Why did perhaps the two greatest Hollywood films about actresses holding onto their fame in an industry that prizes youth and beauty—maybe it’s too greatest films about fame period—come out so close to each other? Because Hollywood was dealing with its first wave of sound stars facing this very problem. The sea change that came with the arrival of sound lead to the end of many a storied silent career, so not as many of its stars had natural career twilights. The decade following World War II was the first to see an entire generation of former young stars aging out of classic romantic leading roles. Or its female stars, at least, as female youth and beauty were and still are unfairly fetishized while male actors remain sex symbols into old age.
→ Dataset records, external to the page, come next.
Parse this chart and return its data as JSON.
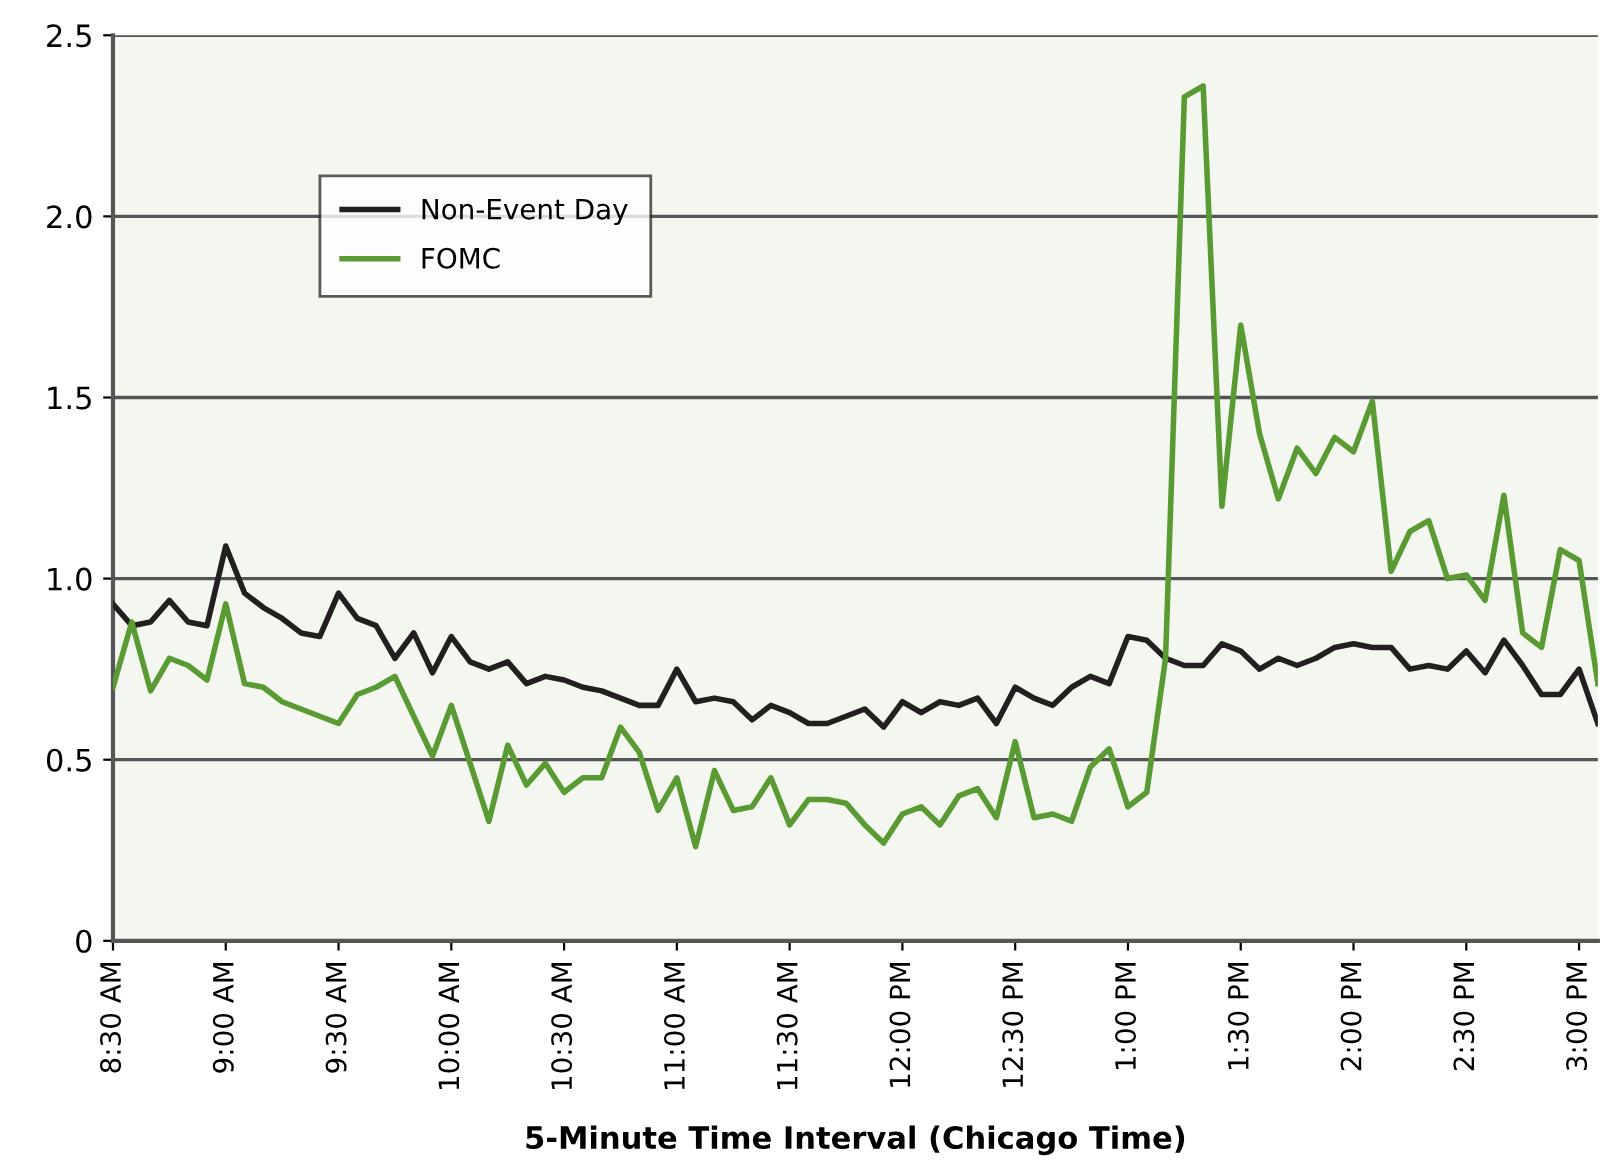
{
  "chart_data": {
    "type": "line",
    "xlabel": "5-Minute Time Interval (Chicago Time)",
    "categories": [
      "8:30 AM",
      null,
      null,
      null,
      null,
      null,
      "9:00 AM",
      null,
      null,
      null,
      null,
      null,
      "9:30 AM",
      null,
      null,
      null,
      null,
      null,
      "10:00 AM",
      null,
      null,
      null,
      null,
      null,
      "10:30 AM",
      null,
      null,
      null,
      null,
      null,
      "11:00 AM",
      null,
      null,
      null,
      null,
      null,
      "11:30 AM",
      null,
      null,
      null,
      null,
      null,
      "12:00 PM",
      null,
      null,
      null,
      null,
      null,
      "12:30 PM",
      null,
      null,
      null,
      null,
      null,
      "1:00 PM",
      null,
      null,
      null,
      null,
      null,
      "1:30 PM",
      null,
      null,
      null,
      null,
      null,
      "2:00 PM",
      null,
      null,
      null,
      null,
      null,
      "2:30 PM",
      null,
      null,
      null,
      null,
      null,
      "3:00 PM",
      null
    ],
    "series": [
      {
        "name": "Non-Event Day",
        "color": "#231f20",
        "values": [
          0.93,
          0.87,
          0.88,
          0.94,
          0.88,
          0.87,
          1.09,
          0.96,
          0.92,
          0.89,
          0.85,
          0.84,
          0.96,
          0.89,
          0.87,
          0.78,
          0.85,
          0.74,
          0.84,
          0.77,
          0.75,
          0.77,
          0.71,
          0.73,
          0.72,
          0.7,
          0.69,
          0.67,
          0.65,
          0.65,
          0.75,
          0.66,
          0.67,
          0.66,
          0.61,
          0.65,
          0.63,
          0.6,
          0.6,
          0.62,
          0.64,
          0.59,
          0.66,
          0.63,
          0.66,
          0.65,
          0.67,
          0.6,
          0.7,
          0.67,
          0.65,
          0.7,
          0.73,
          0.71,
          0.84,
          0.83,
          0.78,
          0.76,
          0.76,
          0.82,
          0.8,
          0.75,
          0.78,
          0.76,
          0.78,
          0.81,
          0.82,
          0.81,
          0.81,
          0.75,
          0.76,
          0.75,
          0.8,
          0.74,
          0.83,
          0.76,
          0.68,
          0.68,
          0.75,
          0.6
        ]
      },
      {
        "name": "FOMC",
        "color": "#5a9a32",
        "values": [
          0.7,
          0.88,
          0.69,
          0.78,
          0.76,
          0.72,
          0.93,
          0.71,
          0.7,
          0.66,
          0.64,
          0.62,
          0.6,
          0.68,
          0.7,
          0.73,
          0.62,
          0.51,
          0.65,
          0.49,
          0.33,
          0.54,
          0.43,
          0.49,
          0.41,
          0.45,
          0.45,
          0.59,
          0.52,
          0.36,
          0.45,
          0.26,
          0.47,
          0.36,
          0.37,
          0.45,
          0.32,
          0.39,
          0.39,
          0.38,
          0.32,
          0.27,
          0.35,
          0.37,
          0.32,
          0.4,
          0.42,
          0.34,
          0.55,
          0.34,
          0.35,
          0.33,
          0.48,
          0.53,
          0.37,
          0.41,
          0.78,
          2.33,
          2.36,
          1.2,
          1.7,
          1.4,
          1.22,
          1.36,
          1.29,
          1.39,
          1.35,
          1.49,
          1.02,
          1.13,
          1.16,
          1.0,
          1.01,
          0.94,
          1.23,
          0.85,
          0.81,
          1.08,
          1.05,
          0.71
        ]
      }
    ],
    "ylim": [
      0,
      2.5
    ],
    "yticks": [
      0,
      {
        "value": 0.5,
        "label": "0.5"
      },
      {
        "value": 1,
        "label": "1.0"
      },
      1.5,
      {
        "value": 2,
        "label": "2.0"
      },
      2.5
    ],
    "grid": "y",
    "legend": "top left",
    "marker": "none",
    "line_style": "solid"
  }
}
Davis’s character points this out in All About Eve with the immortal lines, “Bill’s thirty-two. He looked it five years ago, he’ll look it twenty years from now. I hate men.”
Bette Davis was as big as big could be for two decades. What was she—and Hollywood—to do as she aged into more mature roles? Well, let her age into more mature roles, obviously, but that didn’t mean there wasn’t angst about it, and it is perfectly and somewhat uncomfortably channeled into All About Eve, a tremendously brave role for Bette Davis to take on, hitting the issue so on the nose as it did. A modern corollary might be 2010’s Black Swan, in which a 40ish prima ballerina played by Winona Ryder sees a young ingenue played by Natalie Portman steal her place. Ryder’s character doesn’t take this well. Things get kind of ugly. This dynamic is, of course, painfully close to reality. Ryder was the It Girl of 90s independent films, couldn’t sustain that success into the aughts, had some ugly public scenes, and saw stars like Portman gobble up the roles she would have gotten a few years earlier.
Davis was able to transition into a new era of mature roles for her, and flourished for decades more, alongside young actresses like Baxter and Monroe who saw their own stars ascend. Perhaps it was the confidence of an artist in control of her instrument, an instrument that would always be in demand if skillfully wielded, that allowed Davis to take a role like this. Whatever it was, All About Eve is one of the great gifts of classic cinema.